On this bumpy road, we reach for the straps that hang from the top of the bus.
I hope that the next major shock is not a nuclear one. I feel in my bones that the next major shock will be, as the saying goes, an epistemological one, brought on by irrefutable proof that our whole world is but a petri dish that other, far more evolved forms of consciousness can do with as they please, without being bound by fealty to the benevolent, paternal Supreme Being that we have, up to now, fashioned largely in our own image and likeness.
The historian/philosopher/ufologist Richard Dolan sometimes sees things that others don't see, simply because he pays more careful attention and draws the rather obvious inferences that the rest of us feel obliged to file away in the drawer marked "Do Not Open!" (In fairness, he sometimes sees things that are not there at all!)
He sees us mostly now as in a transition as momentous as the First Great Transition -- from a hunter/gatherer culture to an agricultural one -- and the Second Great Transition -- from an agricultural existence to an urban, industrial one.
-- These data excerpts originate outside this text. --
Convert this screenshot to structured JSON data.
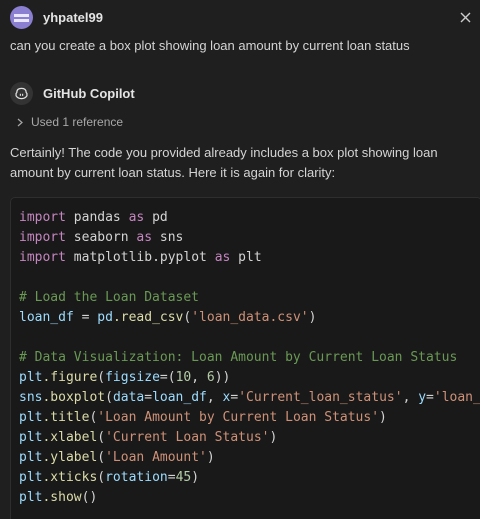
{
  "user": {
    "name": "yhpatel99",
    "message": "can you create a box plot showing loan amount by current loan status"
  },
  "assistant": {
    "name": "GitHub Copilot",
    "references_label": "Used 1 reference",
    "answer_line1": "Certainly! The code you provided already includes a box plot showing loan",
    "answer_line2": "amount by current loan status. Here it is again for clarity:"
  },
  "code": {
    "l1": {
      "kw": "import",
      "mod": "pandas",
      "as": "as",
      "alias": "pd"
    },
    "l2": {
      "kw": "import",
      "mod": "seaborn",
      "as": "as",
      "alias": "sns"
    },
    "l3": {
      "kw": "import",
      "mod": "matplotlib.pyplot",
      "as": "as",
      "alias": "plt"
    },
    "l5": {
      "comment": "# Load the Loan Dataset"
    },
    "l6": {
      "var": "loan_df",
      "eq": " = ",
      "obj": "pd",
      "fn": ".read_csv",
      "open": "(",
      "str": "'loan_data.csv'",
      "close": ")"
    },
    "l8": {
      "comment": "# Data Visualization: Loan Amount by Current Loan Status"
    },
    "l9": {
      "obj": "plt",
      "fn": ".figure",
      "open": "(",
      "arg": "figsize",
      "eq": "=(",
      "n1": "10",
      "sep": ", ",
      "n2": "6",
      "close": "))"
    },
    "l10": {
      "obj": "sns",
      "fn": ".boxplot",
      "open": "(",
      "arg1": "data",
      "eq1": "=",
      "v1": "loan_df",
      "sep1": ", ",
      "arg2": "x",
      "eq2": "=",
      "s2": "'Current_loan_status'",
      "sep2": ", ",
      "arg3": "y",
      "eq3": "=",
      "s3": "'loan_"
    },
    "l11": {
      "obj": "plt",
      "fn": ".title",
      "open": "(",
      "str": "'Loan Amount by Current Loan Status'",
      "close": ")"
    },
    "l12": {
      "obj": "plt",
      "fn": ".xlabel",
      "open": "(",
      "str": "'Current Loan Status'",
      "close": ")"
    },
    "l13": {
      "obj": "plt",
      "fn": ".ylabel",
      "open": "(",
      "str": "'Loan Amount'",
      "close": ")"
    },
    "l14": {
      "obj": "plt",
      "fn": ".xticks",
      "open": "(",
      "arg": "rotation",
      "eq": "=",
      "num": "45",
      "close": ")"
    },
    "l15": {
      "obj": "plt",
      "fn": ".show",
      "parens": "()"
    }
  },
  "icons": {
    "close": "close-icon",
    "chevron": "chevron-right-icon",
    "copilot": "copilot-icon",
    "avatar": "user-avatar"
  }
}
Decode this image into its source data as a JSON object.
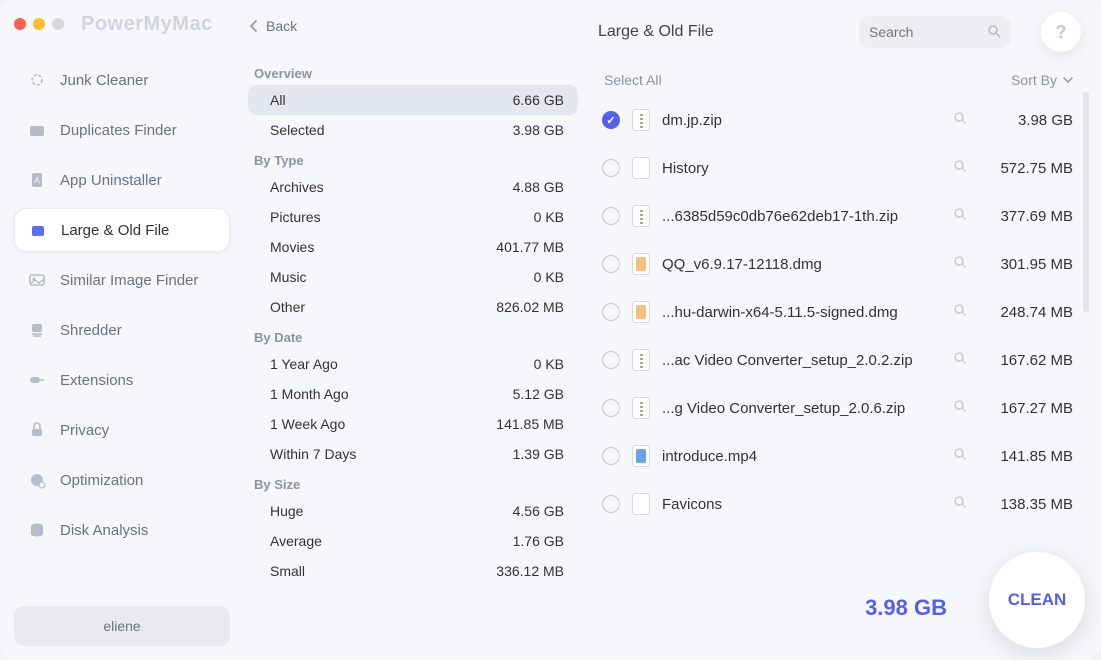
{
  "app_name": "PowerMyMac",
  "back_label": "Back",
  "sidebar": {
    "items": [
      {
        "label": "Junk Cleaner"
      },
      {
        "label": "Duplicates Finder"
      },
      {
        "label": "App Uninstaller"
      },
      {
        "label": "Large & Old File"
      },
      {
        "label": "Similar Image Finder"
      },
      {
        "label": "Shredder"
      },
      {
        "label": "Extensions"
      },
      {
        "label": "Privacy"
      },
      {
        "label": "Optimization"
      },
      {
        "label": "Disk Analysis"
      }
    ],
    "active_index": 3,
    "user": "eliene"
  },
  "categories": {
    "overview_label": "Overview",
    "overview": [
      {
        "label": "All",
        "size": "6.66 GB"
      },
      {
        "label": "Selected",
        "size": "3.98 GB"
      }
    ],
    "by_type_label": "By Type",
    "by_type": [
      {
        "label": "Archives",
        "size": "4.88 GB"
      },
      {
        "label": "Pictures",
        "size": "0 KB"
      },
      {
        "label": "Movies",
        "size": "401.77 MB"
      },
      {
        "label": "Music",
        "size": "0 KB"
      },
      {
        "label": "Other",
        "size": "826.02 MB"
      }
    ],
    "by_date_label": "By Date",
    "by_date": [
      {
        "label": "1 Year Ago",
        "size": "0 KB"
      },
      {
        "label": "1 Month Ago",
        "size": "5.12 GB"
      },
      {
        "label": "1 Week Ago",
        "size": "141.85 MB"
      },
      {
        "label": "Within 7 Days",
        "size": "1.39 GB"
      }
    ],
    "by_size_label": "By Size",
    "by_size": [
      {
        "label": "Huge",
        "size": "4.56 GB"
      },
      {
        "label": "Average",
        "size": "1.76 GB"
      },
      {
        "label": "Small",
        "size": "336.12 MB"
      }
    ]
  },
  "main": {
    "title": "Large & Old File",
    "search_placeholder": "Search",
    "select_all": "Select All",
    "sort_by": "Sort By",
    "files": [
      {
        "checked": true,
        "type": "zip",
        "name": "dm.jp.zip",
        "size": "3.98 GB"
      },
      {
        "checked": false,
        "type": "blank",
        "name": "History",
        "size": "572.75 MB"
      },
      {
        "checked": false,
        "type": "zip",
        "name": "...6385d59c0db76e62deb17-1th.zip",
        "size": "377.69 MB"
      },
      {
        "checked": false,
        "type": "dmg",
        "name": "QQ_v6.9.17-12118.dmg",
        "size": "301.95 MB"
      },
      {
        "checked": false,
        "type": "dmg",
        "name": "...hu-darwin-x64-5.11.5-signed.dmg",
        "size": "248.74 MB"
      },
      {
        "checked": false,
        "type": "zip",
        "name": "...ac Video Converter_setup_2.0.2.zip",
        "size": "167.62 MB"
      },
      {
        "checked": false,
        "type": "zip",
        "name": "...g Video Converter_setup_2.0.6.zip",
        "size": "167.27 MB"
      },
      {
        "checked": false,
        "type": "mp4",
        "name": "introduce.mp4",
        "size": "141.85 MB"
      },
      {
        "checked": false,
        "type": "blank",
        "name": "Favicons",
        "size": "138.35 MB"
      }
    ],
    "total_selected_size": "3.98 GB",
    "clean_label": "CLEAN"
  }
}
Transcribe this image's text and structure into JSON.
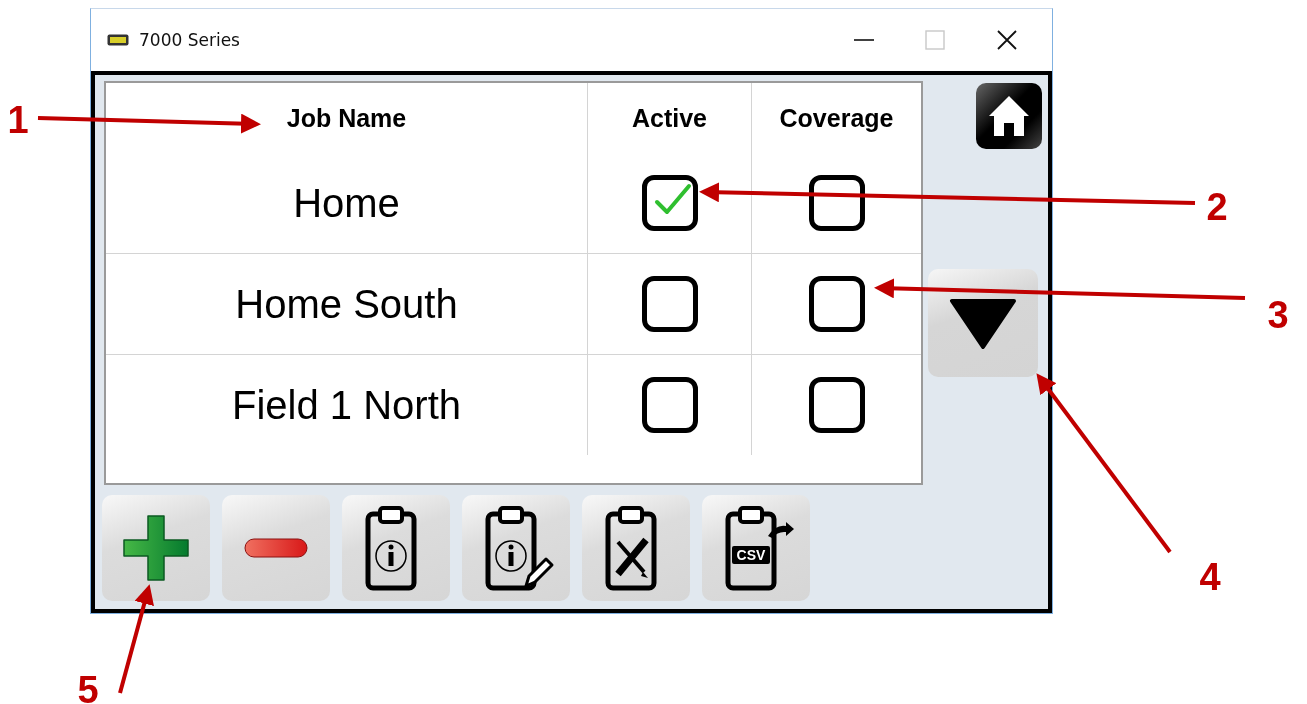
{
  "window": {
    "title": "7000 Series",
    "controls": [
      {
        "kind": "minimize",
        "disabled": false
      },
      {
        "kind": "maximize",
        "disabled": true
      },
      {
        "kind": "close",
        "disabled": false
      }
    ]
  },
  "table": {
    "columns": [
      "Job Name",
      "Active",
      "Coverage"
    ],
    "rows": [
      {
        "name": "Home",
        "active": true,
        "coverage": false
      },
      {
        "name": "Home South",
        "active": false,
        "coverage": false
      },
      {
        "name": "Field 1 North",
        "active": false,
        "coverage": false
      }
    ]
  },
  "toolbar": [
    {
      "kind": "add"
    },
    {
      "kind": "remove"
    },
    {
      "kind": "info"
    },
    {
      "kind": "edit"
    },
    {
      "kind": "tools"
    },
    {
      "kind": "export",
      "label": "CSV"
    }
  ],
  "side_buttons": [
    {
      "kind": "home"
    },
    {
      "kind": "scroll_down"
    }
  ],
  "annotations": [
    {
      "label": "1"
    },
    {
      "label": "2"
    },
    {
      "label": "3"
    },
    {
      "label": "4"
    },
    {
      "label": "5"
    }
  ]
}
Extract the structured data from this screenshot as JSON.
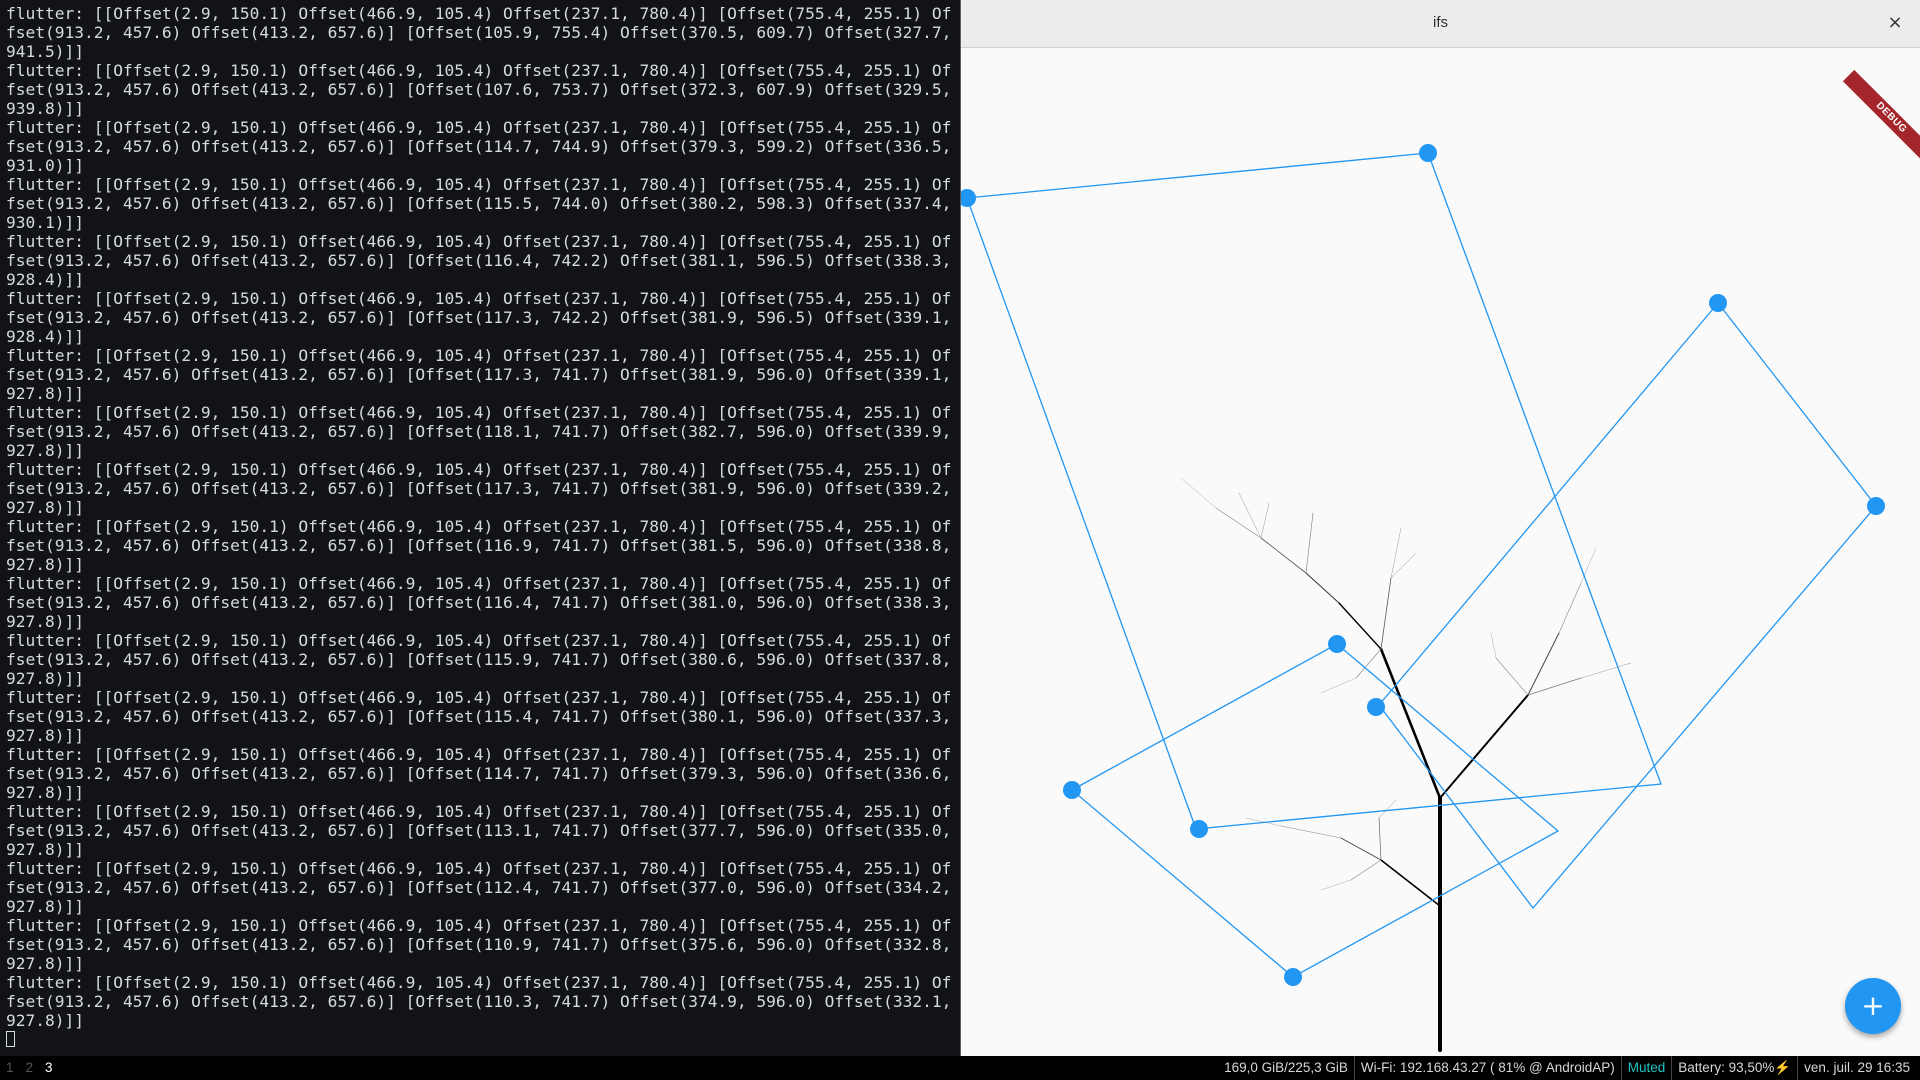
{
  "terminal": {
    "lines": [
      "flutter: [[Offset(2.9, 150.1) Offset(466.9, 105.4) Offset(237.1, 780.4)] [Offset(755.4, 255.1) Offset(913.2, 457.6) Offset(413.2, 657.6)] [Offset(105.9, 755.4) Offset(370.5, 609.7) Offset(327.7, 941.5)]]",
      "flutter: [[Offset(2.9, 150.1) Offset(466.9, 105.4) Offset(237.1, 780.4)] [Offset(755.4, 255.1) Offset(913.2, 457.6) Offset(413.2, 657.6)] [Offset(107.6, 753.7) Offset(372.3, 607.9) Offset(329.5, 939.8)]]",
      "flutter: [[Offset(2.9, 150.1) Offset(466.9, 105.4) Offset(237.1, 780.4)] [Offset(755.4, 255.1) Offset(913.2, 457.6) Offset(413.2, 657.6)] [Offset(114.7, 744.9) Offset(379.3, 599.2) Offset(336.5, 931.0)]]",
      "flutter: [[Offset(2.9, 150.1) Offset(466.9, 105.4) Offset(237.1, 780.4)] [Offset(755.4, 255.1) Offset(913.2, 457.6) Offset(413.2, 657.6)] [Offset(115.5, 744.0) Offset(380.2, 598.3) Offset(337.4, 930.1)]]",
      "flutter: [[Offset(2.9, 150.1) Offset(466.9, 105.4) Offset(237.1, 780.4)] [Offset(755.4, 255.1) Offset(913.2, 457.6) Offset(413.2, 657.6)] [Offset(116.4, 742.2) Offset(381.1, 596.5) Offset(338.3, 928.4)]]",
      "flutter: [[Offset(2.9, 150.1) Offset(466.9, 105.4) Offset(237.1, 780.4)] [Offset(755.4, 255.1) Offset(913.2, 457.6) Offset(413.2, 657.6)] [Offset(117.3, 742.2) Offset(381.9, 596.5) Offset(339.1, 928.4)]]",
      "flutter: [[Offset(2.9, 150.1) Offset(466.9, 105.4) Offset(237.1, 780.4)] [Offset(755.4, 255.1) Offset(913.2, 457.6) Offset(413.2, 657.6)] [Offset(117.3, 741.7) Offset(381.9, 596.0) Offset(339.1, 927.8)]]",
      "flutter: [[Offset(2.9, 150.1) Offset(466.9, 105.4) Offset(237.1, 780.4)] [Offset(755.4, 255.1) Offset(913.2, 457.6) Offset(413.2, 657.6)] [Offset(118.1, 741.7) Offset(382.7, 596.0) Offset(339.9, 927.8)]]",
      "flutter: [[Offset(2.9, 150.1) Offset(466.9, 105.4) Offset(237.1, 780.4)] [Offset(755.4, 255.1) Offset(913.2, 457.6) Offset(413.2, 657.6)] [Offset(117.3, 741.7) Offset(381.9, 596.0) Offset(339.2, 927.8)]]",
      "flutter: [[Offset(2.9, 150.1) Offset(466.9, 105.4) Offset(237.1, 780.4)] [Offset(755.4, 255.1) Offset(913.2, 457.6) Offset(413.2, 657.6)] [Offset(116.9, 741.7) Offset(381.5, 596.0) Offset(338.8, 927.8)]]",
      "flutter: [[Offset(2.9, 150.1) Offset(466.9, 105.4) Offset(237.1, 780.4)] [Offset(755.4, 255.1) Offset(913.2, 457.6) Offset(413.2, 657.6)] [Offset(116.4, 741.7) Offset(381.0, 596.0) Offset(338.3, 927.8)]]",
      "flutter: [[Offset(2.9, 150.1) Offset(466.9, 105.4) Offset(237.1, 780.4)] [Offset(755.4, 255.1) Offset(913.2, 457.6) Offset(413.2, 657.6)] [Offset(115.9, 741.7) Offset(380.6, 596.0) Offset(337.8, 927.8)]]",
      "flutter: [[Offset(2.9, 150.1) Offset(466.9, 105.4) Offset(237.1, 780.4)] [Offset(755.4, 255.1) Offset(913.2, 457.6) Offset(413.2, 657.6)] [Offset(115.4, 741.7) Offset(380.1, 596.0) Offset(337.3, 927.8)]]",
      "flutter: [[Offset(2.9, 150.1) Offset(466.9, 105.4) Offset(237.1, 780.4)] [Offset(755.4, 255.1) Offset(913.2, 457.6) Offset(413.2, 657.6)] [Offset(114.7, 741.7) Offset(379.3, 596.0) Offset(336.6, 927.8)]]",
      "flutter: [[Offset(2.9, 150.1) Offset(466.9, 105.4) Offset(237.1, 780.4)] [Offset(755.4, 255.1) Offset(913.2, 457.6) Offset(413.2, 657.6)] [Offset(113.1, 741.7) Offset(377.7, 596.0) Offset(335.0, 927.8)]]",
      "flutter: [[Offset(2.9, 150.1) Offset(466.9, 105.4) Offset(237.1, 780.4)] [Offset(755.4, 255.1) Offset(913.2, 457.6) Offset(413.2, 657.6)] [Offset(112.4, 741.7) Offset(377.0, 596.0) Offset(334.2, 927.8)]]",
      "flutter: [[Offset(2.9, 150.1) Offset(466.9, 105.4) Offset(237.1, 780.4)] [Offset(755.4, 255.1) Offset(913.2, 457.6) Offset(413.2, 657.6)] [Offset(110.9, 741.7) Offset(375.6, 596.0) Offset(332.8, 927.8)]]",
      "flutter: [[Offset(2.9, 150.1) Offset(466.9, 105.4) Offset(237.1, 780.4)] [Offset(755.4, 255.1) Offset(913.2, 457.6) Offset(413.2, 657.6)] [Offset(110.3, 741.7) Offset(374.9, 596.0) Offset(332.1, 927.8)]]"
    ]
  },
  "app": {
    "title": "ifs",
    "close_glyph": "×",
    "debug_label": "DEBUG",
    "fab_glyph": "+",
    "accent_color": "#2196f3"
  },
  "statusbar": {
    "workspaces": [
      "1",
      "2",
      "3"
    ],
    "active_workspace": "3",
    "disk": "169,0 GiB/225,3 GiB",
    "wifi": "Wi-Fi: 192.168.43.27 ( 81% @ AndroidAP)",
    "audio": "Muted",
    "battery": "Battery: 93,50%⚡",
    "datetime": "ven. juil. 29  16:35"
  }
}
And yes, the other side of this Third Great Transition looks dystopian to him.
If Dolan holds out any hope for humankind, it's a fragile hope that circumstances will force an unprecedented kind of maturation on us, across all political boundaries on the planet. My thought, not his -- such a maturation will be largely from the ground up, but perhaps it can only be triggered by the appearance on the scene of a figure, male or female, with a level of charisma, gravitas and inspirational power that we have not seen since the Buddha or the Christ. Indeed, on appearance, s/he no doubt will be tagged, slandered as, "the Antichrist"!